No Leslie life soundtrack could be complete without the track that feels like home. For me, that’s Brandi Carlile’s The Story. Her vocals hit you in the chest, and her lyrics about authenticity always remind me why I write—to tell stories that feel raw, real, and human.

It’s funny how a single song can bring everything full-circle. For me, The Story feels like walking in the foothills on a brisk fall evening or sitting on the bank of the Boise River while my childhood self dreamed of writing something “important.” Listening to it now, older and maybe slightly wiser, reminds me that the real magic is in capturing tiny moments and emotions.

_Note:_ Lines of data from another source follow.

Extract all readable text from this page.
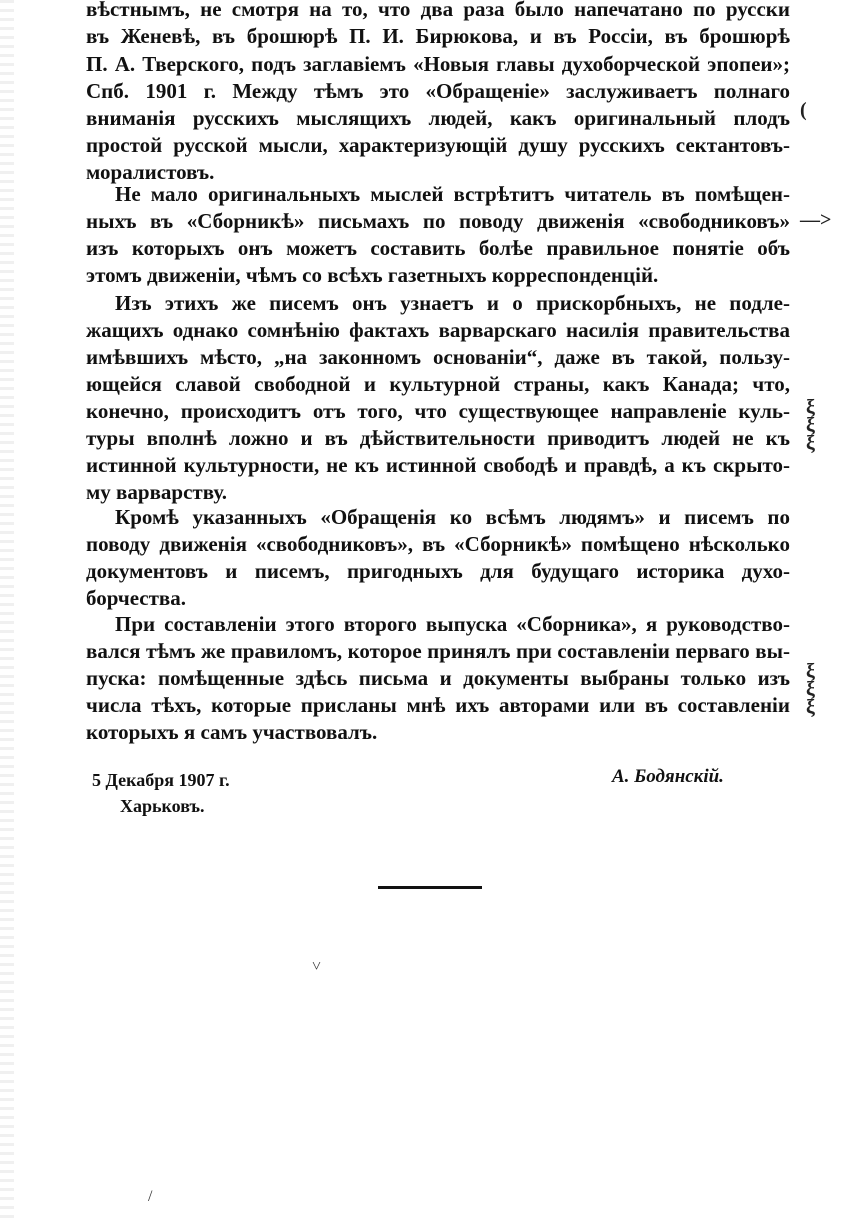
вѣстнымъ, не смотря на то, что два раза было напечатано по русски
въ Женевѣ, въ брошюрѣ П. И. Бирюкова, и въ Россіи, въ брошюрѣ
П. А. Тверского, подъ заглавіемъ «Новыя главы духоборческой эпопеи»;
Спб. 1901 г. Между тѣмъ это «Обращеніе» заслуживаетъ полнаго
вниманія русскихъ мыслящихъ людей, какъ оригинальный плодъ
простой русской мысли, характеризующій душу русскихъ сектантовъ-
моралистовъ.
Не мало оригинальныхъ мыслей встрѣтитъ читатель въ помѣщен-
ныхъ въ «Сборникѣ» письмахъ по поводу движенія «свободниковъ»
изъ которыхъ онъ можетъ составить болѣе правильное понятіе объ
этомъ движеніи, чѣмъ со всѣхъ газетныхъ корреспонденцій.
Изъ этихъ же писемъ онъ узнаетъ и о прискорбныхъ, не подле-
жащихъ однако сомнѣнію фактахъ варварскаго насилія правительства
имѣвшихъ мѣсто, „на законномъ основаніи“, даже въ такой, пользу-
ющейся славой свободной и культурной страны, какъ Канада; что,
конечно, происходитъ отъ того, что существующее направленіе куль-
туры вполнѣ ложно и въ дѣйствительности приводитъ людей не къ
истинной культурности, не къ истинной свободѣ и правдѣ, а къ скрыто-
му варварству.
Кромѣ указанныхъ «Обращенія ко всѣмъ людямъ» и писемъ по
поводу движенія «свободниковъ», въ «Сборникѣ» помѣщено нѣсколько
документовъ и писемъ, пригодныхъ для будущаго историка духо-
борчества.
При составленіи этого второго выпуска «Сборника», я руководство-
вался тѣмъ же правиломъ, которое принялъ при составленіи перваго вы-
пуска: помѣщенные здѣсь письма и документы выбраны только изъ
числа тѣхъ, которые присланы мнѣ ихъ авторами или въ составленіи
которыхъ я самъ участвовалъ.
(
—>
ξ
ξ
ξ
ξ
ξ
ξ
5 Декабря 1907 г.
Харьковъ.
А. Бодянскій.
˅
/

Takeaway: Everyone needs a sonic touchstone. Whether it’s the song that reminds you where you started or one that helps you breathe when life feels like a chaotic mess, put it on repeat when you need grounding.


Final Note

Just like no two relationships are exactly alike, no two soundtracks are either. My mixtape tells a story of potato-strewn roots, a love-hate relationship with my feelings, and a creative process that involves equal parts emotional overthinking and embarrassing kitchen dance-offs.

The songs matter, sure—but the way they weave into the everydayness of life matters more. So go ahead. Build your soundtrack, spin it loudly, and let the music remind you of who you are, where you’ve been, and where you’re bravely heading next.

After all, the best songs aren’t just about singing along—they’re about what they make you feel.